Meu querido José
Volto a escrever-lhe, de Paris, com o tempo
deliciosamente soberbo. Um sol olímpico grassou hoje pela cidade que viu Victor
Hugo, fugidio, e Baudelaire e Nerval, nevrálgicos, por entre os passeios dos
jardins e os candeeiros a gás das esquinas mais suspeitas, as do ópio e as da
alma!
Vim fazer férias de Portugal, desse país que tanto amo
e que tanto odeio. Mas o que é o amor sem esse pó estrelado de um ódio subtil,
ligeiro e cortante, jovem das danças para dentro?
(…)
A missiva já vai extensa e demasiado cosmopolita para
que o jovem das alturas românticas possas descansar entre páginas de loucura,
de silêncio e de solidão.
Chegou a hora de publicar aquela impublicável
impressão de Nicosia, mais uma. Sempre impressões, impressões, impressões.

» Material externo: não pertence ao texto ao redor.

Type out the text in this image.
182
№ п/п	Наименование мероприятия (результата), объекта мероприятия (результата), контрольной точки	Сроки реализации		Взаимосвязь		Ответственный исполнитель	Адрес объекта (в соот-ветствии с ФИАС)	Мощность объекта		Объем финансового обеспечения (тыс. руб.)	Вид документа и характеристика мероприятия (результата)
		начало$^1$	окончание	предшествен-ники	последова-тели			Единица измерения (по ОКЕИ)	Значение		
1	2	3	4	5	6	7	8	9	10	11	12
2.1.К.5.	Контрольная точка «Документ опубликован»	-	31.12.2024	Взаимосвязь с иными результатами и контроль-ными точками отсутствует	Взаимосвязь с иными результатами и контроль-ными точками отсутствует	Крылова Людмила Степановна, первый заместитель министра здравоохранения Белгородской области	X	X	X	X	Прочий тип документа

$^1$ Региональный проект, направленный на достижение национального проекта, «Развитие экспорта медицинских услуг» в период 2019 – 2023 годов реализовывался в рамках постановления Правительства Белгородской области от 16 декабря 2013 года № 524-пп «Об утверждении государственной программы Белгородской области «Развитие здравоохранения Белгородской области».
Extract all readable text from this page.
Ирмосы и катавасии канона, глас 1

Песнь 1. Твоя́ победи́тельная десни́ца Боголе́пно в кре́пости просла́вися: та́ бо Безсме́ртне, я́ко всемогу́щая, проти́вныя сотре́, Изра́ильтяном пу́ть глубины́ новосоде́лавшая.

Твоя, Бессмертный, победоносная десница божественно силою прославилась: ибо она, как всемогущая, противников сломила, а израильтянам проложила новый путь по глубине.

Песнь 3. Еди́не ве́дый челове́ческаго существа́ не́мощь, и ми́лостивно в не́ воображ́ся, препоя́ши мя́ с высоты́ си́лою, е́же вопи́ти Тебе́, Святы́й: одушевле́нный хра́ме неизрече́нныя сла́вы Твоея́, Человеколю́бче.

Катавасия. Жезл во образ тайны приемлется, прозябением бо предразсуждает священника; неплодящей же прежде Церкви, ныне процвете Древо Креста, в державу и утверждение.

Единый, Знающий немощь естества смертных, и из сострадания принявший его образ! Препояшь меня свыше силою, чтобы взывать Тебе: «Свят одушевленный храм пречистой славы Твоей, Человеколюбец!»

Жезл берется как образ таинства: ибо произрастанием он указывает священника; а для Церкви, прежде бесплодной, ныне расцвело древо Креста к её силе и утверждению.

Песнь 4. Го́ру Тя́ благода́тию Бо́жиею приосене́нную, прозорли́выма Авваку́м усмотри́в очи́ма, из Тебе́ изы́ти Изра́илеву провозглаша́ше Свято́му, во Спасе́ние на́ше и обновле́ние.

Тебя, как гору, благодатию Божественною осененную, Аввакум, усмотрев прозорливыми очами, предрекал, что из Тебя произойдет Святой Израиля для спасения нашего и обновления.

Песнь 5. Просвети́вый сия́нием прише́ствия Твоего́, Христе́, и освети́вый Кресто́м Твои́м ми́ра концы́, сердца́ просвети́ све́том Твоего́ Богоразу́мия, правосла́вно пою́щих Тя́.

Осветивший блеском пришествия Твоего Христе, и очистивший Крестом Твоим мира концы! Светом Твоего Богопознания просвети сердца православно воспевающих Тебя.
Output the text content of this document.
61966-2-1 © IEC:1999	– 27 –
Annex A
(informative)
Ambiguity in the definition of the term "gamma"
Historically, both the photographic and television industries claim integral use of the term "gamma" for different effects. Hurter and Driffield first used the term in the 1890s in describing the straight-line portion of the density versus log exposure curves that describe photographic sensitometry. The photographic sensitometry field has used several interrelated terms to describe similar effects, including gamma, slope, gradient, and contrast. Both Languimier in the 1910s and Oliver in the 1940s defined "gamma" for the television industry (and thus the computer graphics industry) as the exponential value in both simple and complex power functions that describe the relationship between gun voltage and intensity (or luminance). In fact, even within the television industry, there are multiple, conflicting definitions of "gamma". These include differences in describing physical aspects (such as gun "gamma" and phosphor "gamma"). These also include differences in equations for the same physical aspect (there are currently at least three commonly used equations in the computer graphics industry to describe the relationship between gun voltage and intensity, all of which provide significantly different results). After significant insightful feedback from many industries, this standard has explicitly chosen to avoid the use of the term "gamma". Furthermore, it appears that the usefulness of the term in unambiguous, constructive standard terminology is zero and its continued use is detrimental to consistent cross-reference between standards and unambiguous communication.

Tenho receio de que aquelas páginas tenham esgotado algo cá dentro.
Efraim cortou o cabelo e pediu-me que lhe contasse
este pequeno pormenor de cabeleireiro.
Escreva-me sempre, meu querido amigo, sempre.
Um abraço deste sempre
Seu
Gonçalo Viana de
Sousa
Sonata Pathétique
Que o sol de Nicosia
continue a ser um céu onde possa repousar a alma deste cansaço que assola sem
aviso prévio, sem ameaça ou convite. Depois são aquelas noites em branco, a
folha por escrever e a alma com tanto lá dentro para ser dito. Efraim, um copo
de horizonte com gelo, e logo a seguir whisky em doses positivamente triunfais!
Assola-me este cansaço
abúlico, sem explicação ou descrição possível. Um cansaço de tédio, um cansaço
de qualquer coisa inominável, curiosamente grande e pegajosa, que não tem medo,
nunca tem medo, de se colar à pele da gente e de nos acompanhar,
incessantemente, incessantemente, incessantemente. Tenho lido poesia decadente
a mais, Efraim. Os franceses tornaram-me intolerante a certas lactoses
literárias.
Que as noites de
Nicosia sejam sempre perfumadas com este travo de um Oriente que só existe
nestas terras de realidade e de noites estreladas sobre desertos de cidades e
de areias movediças que refletem o prateado luar de um imaginário oitocentista
de escritor sentado numa escrivaninha ou escrevendo de pé. Escrevendo sobre
isto, sobre nada e sobre o Absoluto…
Move-me a alma uma
dessas vague des passions que levavam
os românticos aos promontórios da solidão e do silêncio. Sinto-me cansado e,
contudo, patético, no sentido integral da palavra, Efraim.
Esta sonata de
Beethoven há-de levar-me àquelas viagens tão lindas de maresia e de suavidade.
Tudo parece um embalo de mar e de céu e de azul. Sim, azul, um azul de todas as
cores, azul frio, quente, apaixonado.
Que foi feito dos
propósitos e dos amores de há muitos anos atrás? O piano acompanha-me na sua
ladainha profana de folhas de um Outono que tarda a chegar. Às vezes a passagem
do tempo é como um baloiço que vai e vem, mas quando o baloiço volta, no seu
rodopiar de criança com fita no cabelo, de bibe molhado e mãos sujas de lama,
crescemos. Quando o baloiço volta, não é o mesmo baloiço que volta, nem a mesma
criança, nem o mesmo olhar sobre tudo isso. E a alma torna-se grande.
Mas o calor desta
noite quente aperta e seca-me a garganta e os propósitos de cetim que tive para
noites como estas, exóticas e romanticamente orientais.
Ligo a música e escuto
a sonata patética de Beethoven. O universo estilhaça-se em mil pedações e
paisagens de naturezas distantes parecem esvanecer-se em câmara lenta.
Preciso de férias,
Efraim, de umas férias da alma e do mundo e das coisas.